Sans minimiser la portée épistémologique de cet essai érudit sur les cartes de géographie et la cartographie, et compte tenu de la propre reconnaissance de sa dette de la part de l'auteur, l'on peut affirmer que sa démarche dérive de : _Critique de la Raison cartographique_, « livre extrêmement savant qui brasse histoire, histoire de l'art, littérature, philosophie, connaissances bibliques » par Gunnar Olson. Ce dernier pose en effet la thèse fondamentale de cet ouvrage-ci : que l'imagination, et non une quelconque prétention scientiste, est nécessaire aussi bien à la production qu'à l'intelligence des cartes, conformément à un certain « ordre du monde » fondé sur une idéologie et sur un pouvoir spécifiques. Olson, cité par Tiberghien dès les premières pages de l'« Ouverture » précise : « […] sans imagination, il n'y aurait jamais de cartes, car la caractéristique commune aux cartes et à l'imagination c'est qu'elles me font savoir non seulement où je suis, mais aussi d'où je viens et où je dois aller. » (cit. p. 20).
Si l'ancrage de l'auteur est fondamentalement historico-artistique, comme le témoigne la richesse des illustrations composées de cartes, mappemondes mais aussi d'une foison d'oeuvres d'art contemporaines, avec une attention particulière au
Land Art, une étude soignée est consacrée à la sémiologie de l'imagination à ne pas placer en opposition avec le savoir (chap. Ier) et à celle des types d'imaginaire – profane et sacré qui se sont alternés dans
L Histoire (chap. II). Une telle étude permet de réfuter l'idée simpliste que l'étrangeté voire les excentricités des cartes anciennes, en particulier médiévales – comme celle de placer en haut de la page l'Orient au lieu du Septentrion – seraient dues à un savoir géographique imparfait ou à une prédilection pour les récits fabuleux au détriment d'une cartographie scientifique rigoureuse. En vérité, il est démontré que des présupposés conscients ou inconscients sont toujours à l'oeuvre lors de la production d'une carte, reflétés par les codes sémiotiques en vigueur. La dimension imaginaire comme mode d'appréhension de l'espace intervient donc toujours et dans l'ensemble des « éléments constitutifs » d'une carte (chap. III) : le cadre constructif, les lignes de mesure et d'orientation, les lignes d'intensité et de rythme, les projections et même l'échelle – à même de rendre apparent ou d'occulter tel ou tel autre phénomène. Enfin, un long chap. terminal (IV) porte l'intitulé suggestif de « Figurations » qui laisse présager l'amplitude de l'esthétique dans les conventions et les codifications des cartes, et qui de surcroît offre une variété inattendue d'oeuvres figuratives et même littéraires que l'on n'associe pas de prime abord à la géographie, comme les travaux sur l'espace « psychogéographique » de l'Internationale situationniste et à l'instar de tout ce qui, dans les siècles, relève des différents types de cartes mnémoniques. Ce chap. « Figurations » est lui-même divisé en quatre sous-parties : A. Figurations de l'infigurable ; B. Les limites des mondes connus ; C. L'espace comme figure du temps ; D. Indicateurs, traces et sismographes du corps en mouvement. La conclusion : « Pour ne pas finir : L'Orange céléste : l'imaginaire en suspension » ouvre sur des considérations plus explicitement politiques de l'imaginaire cartographique, s'appuyant notamment sur la réflexion de
Cornélius Castoriadis à qui est dû le concept d'« ordre du monde » élaboré et défini par chaque société.

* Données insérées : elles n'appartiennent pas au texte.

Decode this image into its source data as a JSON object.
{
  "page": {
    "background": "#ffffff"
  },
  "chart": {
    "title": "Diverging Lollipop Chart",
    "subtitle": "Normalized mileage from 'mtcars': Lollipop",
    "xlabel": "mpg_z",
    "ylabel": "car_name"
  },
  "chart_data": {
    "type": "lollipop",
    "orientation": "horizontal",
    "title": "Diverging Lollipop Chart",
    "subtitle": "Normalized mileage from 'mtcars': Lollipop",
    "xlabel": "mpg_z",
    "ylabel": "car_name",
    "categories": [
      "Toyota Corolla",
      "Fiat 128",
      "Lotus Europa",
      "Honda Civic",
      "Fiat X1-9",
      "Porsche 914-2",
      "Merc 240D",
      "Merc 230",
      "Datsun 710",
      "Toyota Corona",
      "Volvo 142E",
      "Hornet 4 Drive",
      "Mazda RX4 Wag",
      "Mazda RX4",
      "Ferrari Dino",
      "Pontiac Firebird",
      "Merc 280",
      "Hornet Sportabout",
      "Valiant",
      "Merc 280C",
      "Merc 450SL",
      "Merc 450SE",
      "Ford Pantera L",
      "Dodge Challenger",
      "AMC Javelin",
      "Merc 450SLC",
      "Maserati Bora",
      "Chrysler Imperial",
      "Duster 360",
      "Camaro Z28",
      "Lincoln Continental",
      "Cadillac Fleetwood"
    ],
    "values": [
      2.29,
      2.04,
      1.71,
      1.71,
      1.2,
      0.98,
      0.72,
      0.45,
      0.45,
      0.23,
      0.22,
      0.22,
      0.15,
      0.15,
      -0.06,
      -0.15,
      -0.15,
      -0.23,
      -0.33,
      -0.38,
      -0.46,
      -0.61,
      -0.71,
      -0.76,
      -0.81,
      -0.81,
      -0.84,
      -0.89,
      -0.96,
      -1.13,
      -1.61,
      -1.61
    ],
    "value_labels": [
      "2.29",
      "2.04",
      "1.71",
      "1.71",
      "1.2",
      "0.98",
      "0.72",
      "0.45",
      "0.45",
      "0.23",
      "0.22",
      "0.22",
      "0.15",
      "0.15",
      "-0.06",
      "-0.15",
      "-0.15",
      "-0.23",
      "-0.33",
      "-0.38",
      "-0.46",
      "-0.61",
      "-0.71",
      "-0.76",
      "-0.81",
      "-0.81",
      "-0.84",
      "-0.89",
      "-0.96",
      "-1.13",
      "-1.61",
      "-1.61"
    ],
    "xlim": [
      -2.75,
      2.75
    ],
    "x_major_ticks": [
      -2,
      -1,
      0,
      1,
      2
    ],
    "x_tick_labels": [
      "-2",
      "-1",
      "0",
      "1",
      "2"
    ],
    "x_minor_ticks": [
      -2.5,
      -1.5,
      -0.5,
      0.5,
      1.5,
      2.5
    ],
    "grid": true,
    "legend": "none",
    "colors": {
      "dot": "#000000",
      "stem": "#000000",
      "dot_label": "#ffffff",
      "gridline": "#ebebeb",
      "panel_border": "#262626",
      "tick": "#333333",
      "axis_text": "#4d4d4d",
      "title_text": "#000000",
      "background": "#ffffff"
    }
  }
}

La variété des sources convoquées, l'évidence de la démonstration d'une thèse pourtant inattendue, la richesse de l'information présentée de manière réjouissante bien qu'exigeante ainsi que les illustrations rendent cette lecture très agréable même pour un lecteur profane en esthétique, en épistémologie et en sémiologie. Personnellement, j'ai cru comprendre certaines raisons qui justifient la fascination, l'attraction hypnotique que les cartes de géographie ont toujours exercé sur moi et sur plusieurs de mes proches.